- Born: November 15, 1971 (age 53)
- Occupation: Georgian photographer

= Mamuka Kikalishvili =

Georgian photographer

Mamuka Kikalishvili (born November 15, 1971) is a Georgian fashion photographer.
His works has been featured in magazines such as L'Officiel (Az), Harper's Bazaar (Ru), Boutique (Az), Nargis (Az), etc.
Since August 2013 he became head photographer of L'Officiel (Az).

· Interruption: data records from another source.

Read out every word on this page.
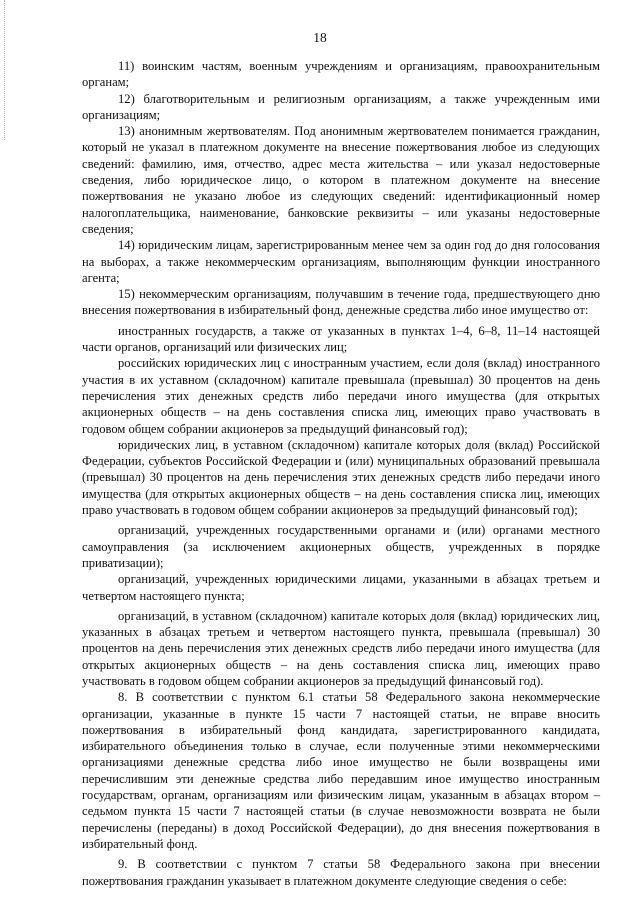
18

11) воинским частям, военным учреждениям и организациям, правоохранительным органам;

12) благотворительным и религиозным организациям, а также учрежденным ими организациям;

13) анонимным жертвователям. Под анонимным жертвователем понимается гражданин, который не указал в платежном документе на внесение пожертвования любое из следующих сведений: фамилию, имя, отчество, адрес места жительства – или указал недостоверные сведения, либо юридическое лицо, о котором в платежном документе на внесение пожертвования не указано любое из следующих сведений: идентификационный номер налогоплательщика, наименование, банковские реквизиты – или указаны недостоверные сведения;

14) юридическим лицам, зарегистрированным менее чем за один год до дня голосования на выборах, а также некоммерческим организациям, выполняющим функции иностранного агента;

15) некоммерческим организациям, получавшим в течение года, предшествующего дню внесения пожертвования в избирательный фонд, денежные средства либо иное имущество от:

иностранных государств, а также от указанных в пунктах 1–4, 6–8, 11–14 настоящей части органов, организаций или физических лиц;

российских юридических лиц с иностранным участием, если доля (вклад) иностранного участия в их уставном (складочном) капитале превышала (превышал) 30 процентов на день перечисления этих денежных средств либо передачи иного имущества (для открытых акционерных обществ – на день составления списка лиц, имеющих право участвовать в годовом общем собрании акционеров за предыдущий финансовый год);

юридических лиц, в уставном (складочном) капитале которых доля (вклад) Российской Федерации, субъектов Российской Федерации и (или) муниципальных образований превышала (превышал) 30 процентов на день перечисления этих денежных средств либо передачи иного имущества (для открытых акционерных обществ – на день составления списка лиц, имеющих право участвовать в годовом общем собрании акционеров за предыдущий финансовый год);

организаций, учрежденных государственными органами и (или) органами местного самоуправления (за исключением акционерных обществ, учрежденных в порядке приватизации);

организаций, учрежденных юридическими лицами, указанными в абзацах третьем и четвертом настоящего пункта;

организаций, в уставном (складочном) капитале которых доля (вклад) юридических лиц, указанных в абзацах третьем и четвертом настоящего пункта, превышала (превышал) 30 процентов на день перечисления этих денежных средств либо передачи иного имущества (для открытых акционерных обществ – на день составления списка лиц, имеющих право участвовать в годовом общем собрании акционеров за предыдущий финансовый год).

8. В соответствии с пунктом 6.1 статьи 58 Федерального закона некоммерческие организации, указанные в пункте 15 части 7 настоящей статьи, не вправе вносить пожертвования в избирательный фонд кандидата, зарегистрированного кандидата, избирательного объединения только в случае, если полученные этими некоммерческими организациями денежные средства либо иное имущество не были возвращены ими перечислившим эти денежные средства либо передавшим иное имущество иностранным государствам, органам, организациям или физическим лицам, указанным в абзацах втором – седьмом пункта 15 части 7 настоящей статьи (в случае невозможности возврата не были перечислены (переданы) в доход Российской Федерации), до дня внесения пожертвования в избирательный фонд.

9. В соответствии с пунктом 7 статьи 58 Федерального закона при внесении пожертвования гражданин указывает в платежном документе следующие сведения о себе:
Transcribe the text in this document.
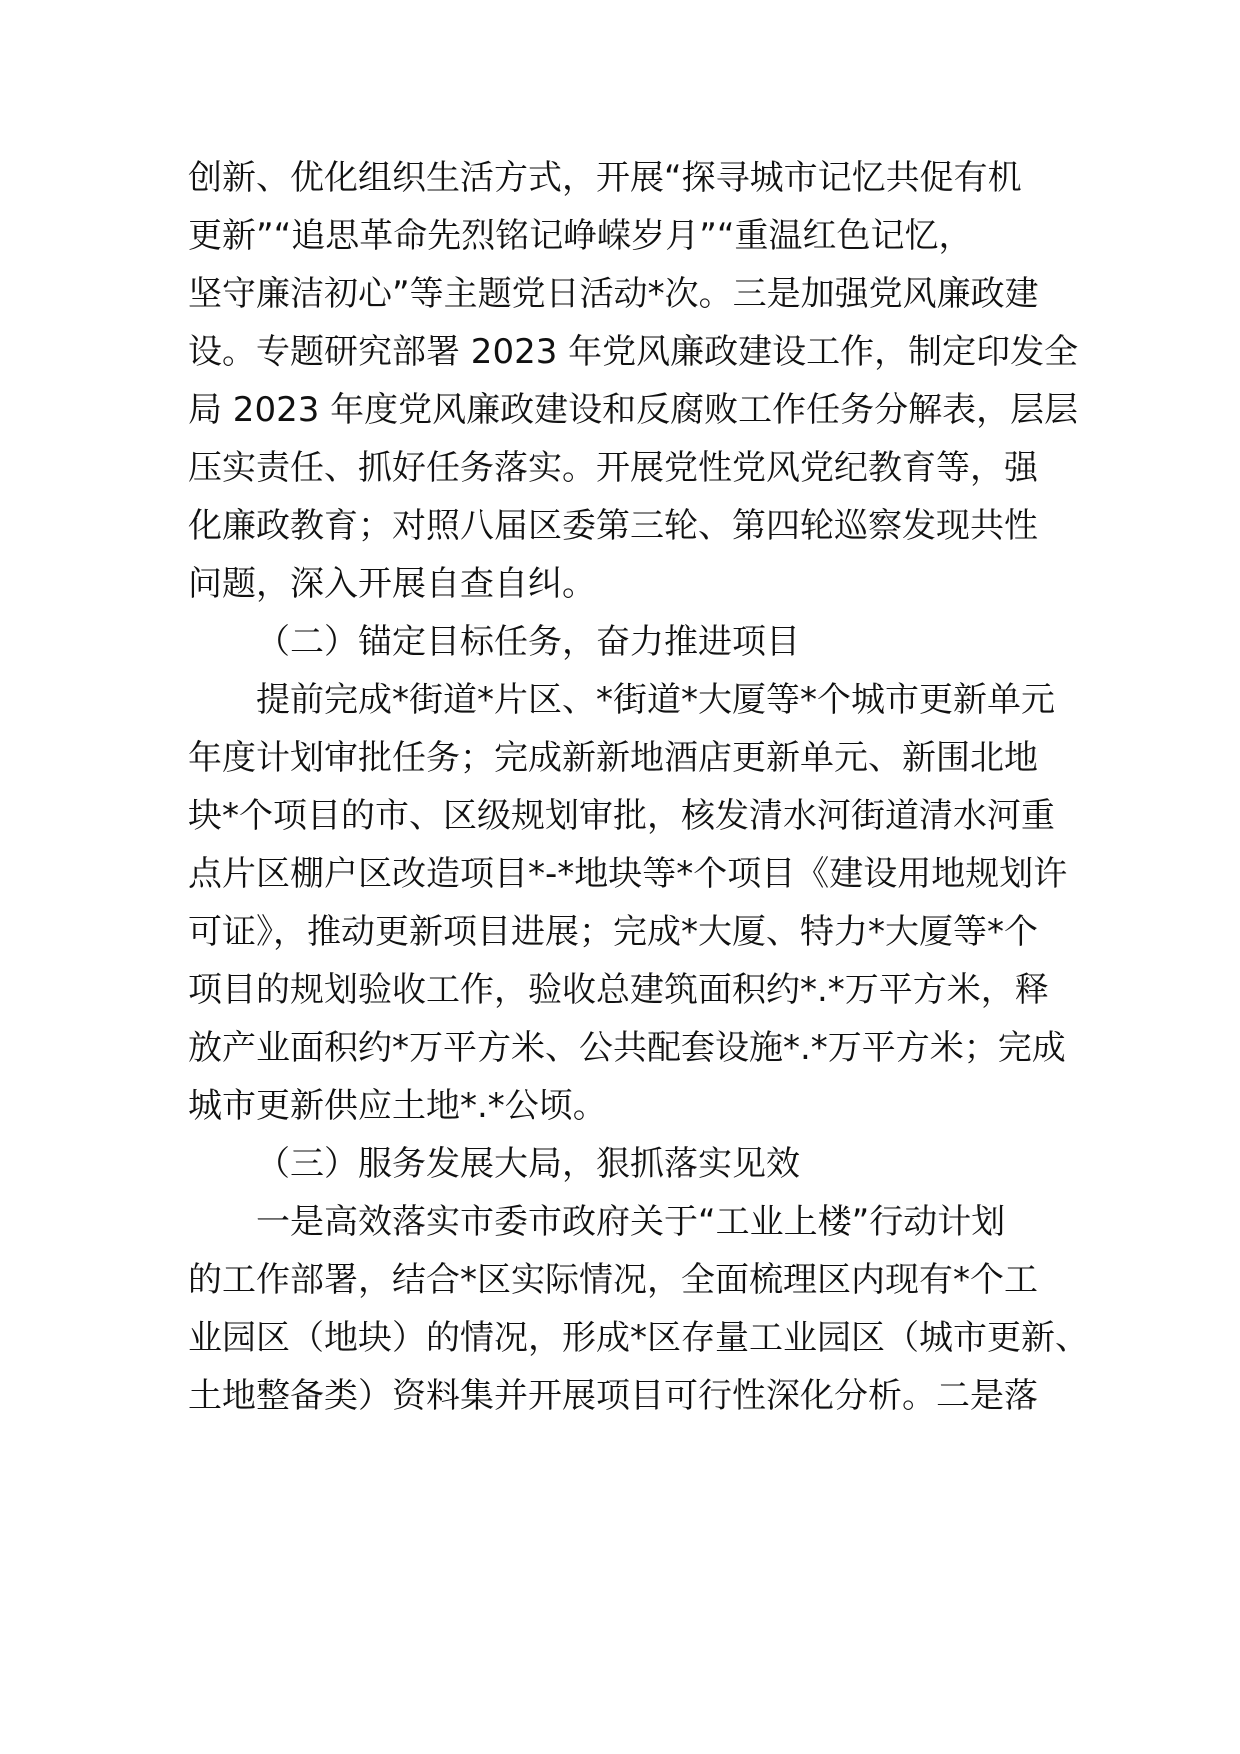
创新、优化组织生活方式，开展“探寻城市记忆共促有机

更新”“追思革命先烈铭记峥嵘岁月”“重温红色记忆，

坚守廉洁初心”等主题党日活动*次。三是加强党风廉政建

设。专题研究部署 2023 年党风廉政建设工作，制定印发全

局 2023 年度党风廉政建设和反腐败工作任务分解表，层层

压实责任、抓好任务落实。开展党性党风党纪教育等，强

化廉政教育；对照八届区委第三轮、第四轮巡察发现共性

问题，深入开展自查自纠。

（二）锚定目标任务，奋力推进项目

提前完成*街道*片区、*街道*大厦等*个城市更新单元

年度计划审批任务；完成新新地酒店更新单元、新围北地

块*个项目的市、区级规划审批，核发清水河街道清水河重

点片区棚户区改造项目*-*地块等*个项目《建设用地规划许

可证》，推动更新项目进展；完成*大厦、特力*大厦等*个

项目的规划验收工作，验收总建筑面积约*.*万平方米，释

放产业面积约*万平方米、公共配套设施*.*万平方米；完成

城市更新供应土地*.*公顷。

（三）服务发展大局，狠抓落实见效

一是高效落实市委市政府关于“工业上楼”行动计划

的工作部署，结合*区实际情况，全面梳理区内现有*个工

业园区（地块）的情况，形成*区存量工业园区（城市更新、

土地整备类）资料集并开展项目可行性深化分析。二是落
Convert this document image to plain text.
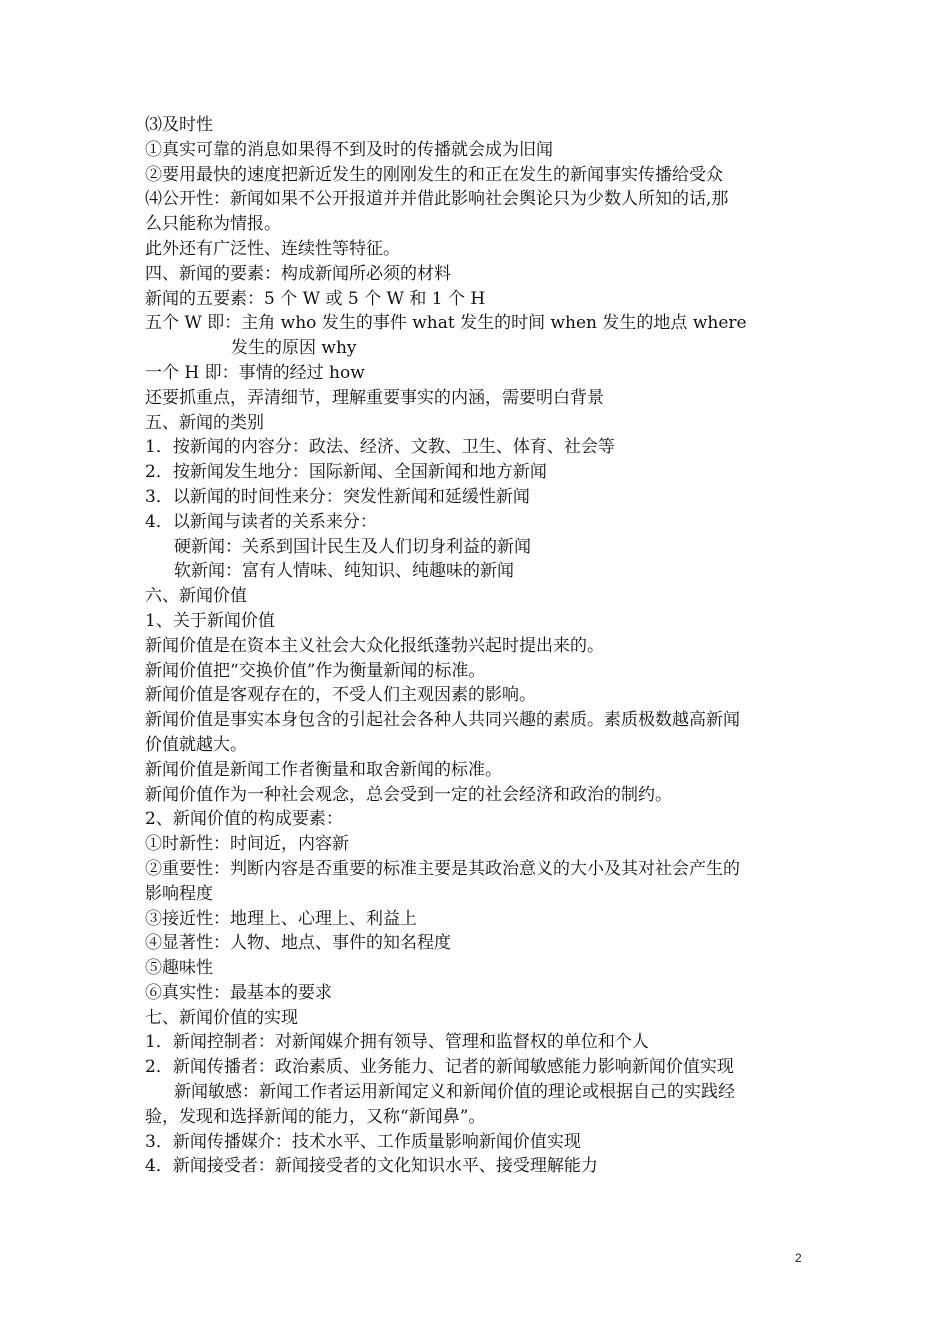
⑶及时性
①真实可靠的消息如果得不到及时的传播就会成为旧闻
②要用最快的速度把新近发生的刚刚发生的和正在发生的新闻事实传播给受众
⑷公开性：新闻如果不公开报道并并借此影响社会舆论只为少数人所知的话,那
么只能称为情报。
此外还有广泛性、连续性等特征。
四、新闻的要素：构成新闻所必须的材料
新闻的五要素：5 个 W 或 5 个 W 和 1 个 H
五个 W 即：主角 who 发生的事件 what 发生的时间 when 发生的地点 where
发生的原因 why
一个 H 即：事情的经过 how
还要抓重点，弄清细节，理解重要事实的内涵，需要明白背景
五、新闻的类别
1．按新闻的内容分：政法、经济、文教、卫生、体育、社会等
2．按新闻发生地分：国际新闻、全国新闻和地方新闻
3．以新闻的时间性来分：突发性新闻和延缓性新闻
4．以新闻与读者的关系来分：
硬新闻：关系到国计民生及人们切身利益的新闻
软新闻：富有人情味、纯知识、纯趣味的新闻
六、新闻价值
1、关于新闻价值
新闻价值是在资本主义社会大众化报纸蓬勃兴起时提出来的。
新闻价值把“交换价值”作为衡量新闻的标准。
新闻价值是客观存在的，不受人们主观因素的影响。
新闻价值是事实本身包含的引起社会各种人共同兴趣的素质。素质极数越高新闻
价值就越大。
新闻价值是新闻工作者衡量和取舍新闻的标准。
新闻价值作为一种社会观念，总会受到一定的社会经济和政治的制约。
2、新闻价值的构成要素：
①时新性：时间近，内容新
②重要性：判断内容是否重要的标准主要是其政治意义的大小及其对社会产生的
影响程度
③接近性：地理上、心理上、利益上
④显著性：人物、地点、事件的知名程度
⑤趣味性
⑥真实性：最基本的要求
七、新闻价值的实现
1．新闻控制者：对新闻媒介拥有领导、管理和监督权的单位和个人
2．新闻传播者：政治素质、业务能力、记者的新闻敏感能力影响新闻价值实现
新闻敏感：新闻工作者运用新闻定义和新闻价值的理论或根据自己的实践经
验，发现和选择新闻的能力，又称“新闻鼻”。
3．新闻传播媒介：技术水平、工作质量影响新闻价值实现
4．新闻接受者：新闻接受者的文化知识水平、接受理解能力
2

He is also the owner of fashion house "Atelier Kikala". Mamuka Kikalishvili is represented by the VR Fashion Management.

== Early life ==

Kikalishvili was born on November 15, 1971, in Tbilisi.
Since his childhood, which he spent in Tbilisi, he was having fun in his basement lab, developing and printing photos from his first film camera, photography became his favorite hobby.
Kikalishvili studied on Faculty of Power Engineering and Telecommunications at Georgian Technical University. He graduated in 2000 and became the Doktor nauk of Engineering Sciences.

== Career ==

Kikalishvili has an invitations from a variety of well-known magazines: Photo Vogue Italia, L'Officiel (Az), Harper's Bazaar (Ru), etc. He filmed such celebrities as Milla Jovovich, Nina Ananiashvili etc.
He always dreamt about his own studio. He started readjusted his basement as studio. He went to Germany and purchased his first studio equipment. After visiting Germany, he opened a studio and named it under his nickname – Kikala Studio. He established Kikala Studio, in 2006. One year later it became the most successful studio in Caucasus region. After his first works (Virgin suicide, Les Fleurs Du Mal, Butoh Garden), not only photos were liked by people on the Internet and forums, but the clothes also. Then he came to conclusion, to found fashion house. In September 2012 he founded a fashion house – ”Atelier Kikala”.Creative director in Atelier Kikala is Lado Bokuchava.
Kikalishvili has become one of the photographers- contributors in Art+Commerce.

== Personal life ==

Mamuka Kikalishvili is married to Natalia Kikalishvili. They have, three children: daughter Nino Kikalishvili, son Lado Kikalishvili and daughter Kesaria Kikalishvili.